Лютый, парализующий страх, вместе с кипучей яростью, застелил мне глаза. Я нарычал на какого-то мужика, третьего участника аварии. И пока был в больнице, меня вымораживала вся эта ситуация. Меня трясло от самой мысли, что последствия моей несдержанности могли привести к тому, что Карина потеряет ребёнка, мы потеряем ребёнка.

— Пап, я так скучала, мне так было страшно, — плакала Лида в детской комнате, когда я зашёл к ним, пока Карину осматривали врачи. Тим сидел нахохлившись на угловом стуле, и смотрел на меня из-под бровей. По его губам я прочел только одно слово: предатель.

— Не переживай, детка, все будет хорошо.

— А мама? Мама, что с мамой? Почему её так долго не отпускают дяди доктора? — Лида забралась на меня. Я придержал её, прижимая к себе.

— Все будет хорошо. Маму просто надо проверить. А ты нигде не ударилась, может быть, тебя тоже проверить?

— Нет, все хорошо, — всхлипнула Лида.

— Тим? — уточнил я.

— Иди к черту, — огрызнулся сын, бросив на меня косой, презрительный взгляд.

— Ты не ударился? — не обратив внимания на его посыл, спросил я. Сын сложил руки на груди, дёрнул подбородком, как это делал я.

Бесило.

Бесило разговаривать со своей копией.

Ещё это нелепое заявление, что это не мой ребёнок. Господи, от отчаяния Карина просто не знала, что делать. Я был слишком самоуверен, чтобы представить, что Карина могла мне с кем-то изменять. Карина не тот человек, который будет где-то скрываться по уголкам и, по правде говоря, женщина если изменяет, то она это делает резко, быстро и без угрызений совести.

Мужская измена, она пропитана страданием. Нам, видимо, в генокод записали такое, что мы должны испытывать несказанно большое чувство вины. Женщинам — нет.

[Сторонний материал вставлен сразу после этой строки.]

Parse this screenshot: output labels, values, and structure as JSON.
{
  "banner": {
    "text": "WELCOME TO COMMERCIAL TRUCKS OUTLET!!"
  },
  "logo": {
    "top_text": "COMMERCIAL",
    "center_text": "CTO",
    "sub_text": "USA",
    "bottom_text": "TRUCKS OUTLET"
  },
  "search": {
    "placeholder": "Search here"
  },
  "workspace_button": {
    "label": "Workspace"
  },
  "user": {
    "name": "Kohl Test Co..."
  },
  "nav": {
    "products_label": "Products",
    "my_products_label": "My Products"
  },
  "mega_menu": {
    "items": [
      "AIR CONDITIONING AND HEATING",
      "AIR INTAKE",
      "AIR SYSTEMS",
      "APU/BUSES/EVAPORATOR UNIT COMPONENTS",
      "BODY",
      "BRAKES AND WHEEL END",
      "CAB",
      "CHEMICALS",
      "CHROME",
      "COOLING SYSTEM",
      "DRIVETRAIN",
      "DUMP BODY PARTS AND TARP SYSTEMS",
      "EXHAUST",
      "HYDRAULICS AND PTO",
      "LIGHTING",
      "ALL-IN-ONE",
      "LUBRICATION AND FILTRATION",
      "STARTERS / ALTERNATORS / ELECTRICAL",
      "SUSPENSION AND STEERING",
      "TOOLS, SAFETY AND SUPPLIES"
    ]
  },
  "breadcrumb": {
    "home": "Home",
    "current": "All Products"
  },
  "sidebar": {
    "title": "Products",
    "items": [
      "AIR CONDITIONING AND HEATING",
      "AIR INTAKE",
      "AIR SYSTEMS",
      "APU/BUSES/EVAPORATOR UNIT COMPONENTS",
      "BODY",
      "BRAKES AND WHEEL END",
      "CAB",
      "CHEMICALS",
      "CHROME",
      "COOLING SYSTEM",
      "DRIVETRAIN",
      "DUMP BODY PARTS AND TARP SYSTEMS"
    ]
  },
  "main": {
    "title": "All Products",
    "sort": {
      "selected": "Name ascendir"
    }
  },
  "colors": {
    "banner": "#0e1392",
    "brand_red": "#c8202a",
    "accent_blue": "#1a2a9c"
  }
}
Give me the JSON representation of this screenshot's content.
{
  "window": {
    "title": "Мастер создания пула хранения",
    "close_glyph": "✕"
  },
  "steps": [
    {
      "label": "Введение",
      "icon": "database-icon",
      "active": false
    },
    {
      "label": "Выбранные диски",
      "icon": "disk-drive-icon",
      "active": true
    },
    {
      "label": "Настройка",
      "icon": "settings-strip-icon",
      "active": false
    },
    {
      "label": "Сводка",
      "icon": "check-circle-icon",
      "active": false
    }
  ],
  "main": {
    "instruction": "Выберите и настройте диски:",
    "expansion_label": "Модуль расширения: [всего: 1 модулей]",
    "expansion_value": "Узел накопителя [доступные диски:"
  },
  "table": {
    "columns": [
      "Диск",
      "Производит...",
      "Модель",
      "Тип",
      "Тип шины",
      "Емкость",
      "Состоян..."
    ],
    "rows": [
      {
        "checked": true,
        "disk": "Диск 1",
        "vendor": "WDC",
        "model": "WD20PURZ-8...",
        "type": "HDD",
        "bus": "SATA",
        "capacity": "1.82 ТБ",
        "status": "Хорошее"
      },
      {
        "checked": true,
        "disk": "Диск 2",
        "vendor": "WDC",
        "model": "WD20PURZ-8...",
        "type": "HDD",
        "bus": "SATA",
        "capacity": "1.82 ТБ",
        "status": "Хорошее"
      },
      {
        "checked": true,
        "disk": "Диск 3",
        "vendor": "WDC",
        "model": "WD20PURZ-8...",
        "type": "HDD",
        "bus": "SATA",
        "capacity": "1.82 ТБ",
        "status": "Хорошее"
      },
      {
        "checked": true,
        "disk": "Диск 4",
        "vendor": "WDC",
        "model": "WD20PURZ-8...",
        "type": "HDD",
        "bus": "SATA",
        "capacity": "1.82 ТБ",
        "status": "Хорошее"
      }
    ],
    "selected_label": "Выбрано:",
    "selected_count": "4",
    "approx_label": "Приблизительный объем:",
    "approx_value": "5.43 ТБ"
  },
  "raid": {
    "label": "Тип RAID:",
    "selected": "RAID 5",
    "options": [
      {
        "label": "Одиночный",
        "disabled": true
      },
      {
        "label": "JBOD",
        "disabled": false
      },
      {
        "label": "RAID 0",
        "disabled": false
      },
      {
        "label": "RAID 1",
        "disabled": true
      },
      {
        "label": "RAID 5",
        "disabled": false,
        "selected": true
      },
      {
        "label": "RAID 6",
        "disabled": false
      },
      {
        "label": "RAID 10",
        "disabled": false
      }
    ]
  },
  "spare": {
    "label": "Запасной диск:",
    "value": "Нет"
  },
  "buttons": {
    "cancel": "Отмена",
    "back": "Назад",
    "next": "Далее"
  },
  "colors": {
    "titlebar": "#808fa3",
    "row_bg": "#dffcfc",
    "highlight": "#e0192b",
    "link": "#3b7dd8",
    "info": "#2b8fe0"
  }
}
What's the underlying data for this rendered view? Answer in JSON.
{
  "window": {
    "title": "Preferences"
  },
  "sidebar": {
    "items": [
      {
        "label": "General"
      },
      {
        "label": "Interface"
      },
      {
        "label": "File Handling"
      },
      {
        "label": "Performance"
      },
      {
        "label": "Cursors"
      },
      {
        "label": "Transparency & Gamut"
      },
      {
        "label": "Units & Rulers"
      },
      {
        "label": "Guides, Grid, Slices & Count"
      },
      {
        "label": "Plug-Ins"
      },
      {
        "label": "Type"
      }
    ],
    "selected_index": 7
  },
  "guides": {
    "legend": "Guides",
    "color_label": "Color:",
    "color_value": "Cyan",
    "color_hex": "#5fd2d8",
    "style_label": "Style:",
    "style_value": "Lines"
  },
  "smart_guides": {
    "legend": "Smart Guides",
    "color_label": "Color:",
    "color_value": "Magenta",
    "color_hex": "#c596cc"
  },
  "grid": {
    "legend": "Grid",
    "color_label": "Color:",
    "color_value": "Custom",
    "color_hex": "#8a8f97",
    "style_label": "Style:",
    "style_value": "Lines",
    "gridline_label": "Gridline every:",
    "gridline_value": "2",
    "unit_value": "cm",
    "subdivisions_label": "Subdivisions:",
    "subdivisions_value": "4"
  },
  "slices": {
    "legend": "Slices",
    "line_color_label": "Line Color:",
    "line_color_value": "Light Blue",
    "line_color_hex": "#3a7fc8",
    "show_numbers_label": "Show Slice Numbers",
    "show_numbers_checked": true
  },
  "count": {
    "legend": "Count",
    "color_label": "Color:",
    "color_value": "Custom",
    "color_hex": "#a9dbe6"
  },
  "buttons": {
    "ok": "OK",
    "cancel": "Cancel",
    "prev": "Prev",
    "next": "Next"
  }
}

И даже несмотря на это, я не верил Карине.

Я знал, она носила моего ребёнка под сердцем, и у меня душа леденела при мыслях о том, что она могла его потерять.

Я никогда не был большим любителем детей. Я просто понимал, что если Бог дал ребёнка, то мы должны его принять. Если так случилось, значит, так должно было быть. И я ничего не имел против детей, у меня были возможности содержать и троих, и четверых, и пятерых, и я не видел смысла ни в каких абортах, но Карина была другого мнения, и её слова били как удар молота.

— Я не хочу, чтобы ты приходил после работы, распахивал руки, обнимал меня, меня воротит от этого. Я не хочу, чтобы ты был со мной рядом в моей жизни.

Меня всего перетряхивало от этих слов, хотелось раздолбить нахрен все в палате, оставить все на руинах, но я понимал, что в жене говорят эмоции, эмоции злости. И скрежетал зубами, не имея возможности достойно ответить и доказать, что никого кроме неё у меня не было.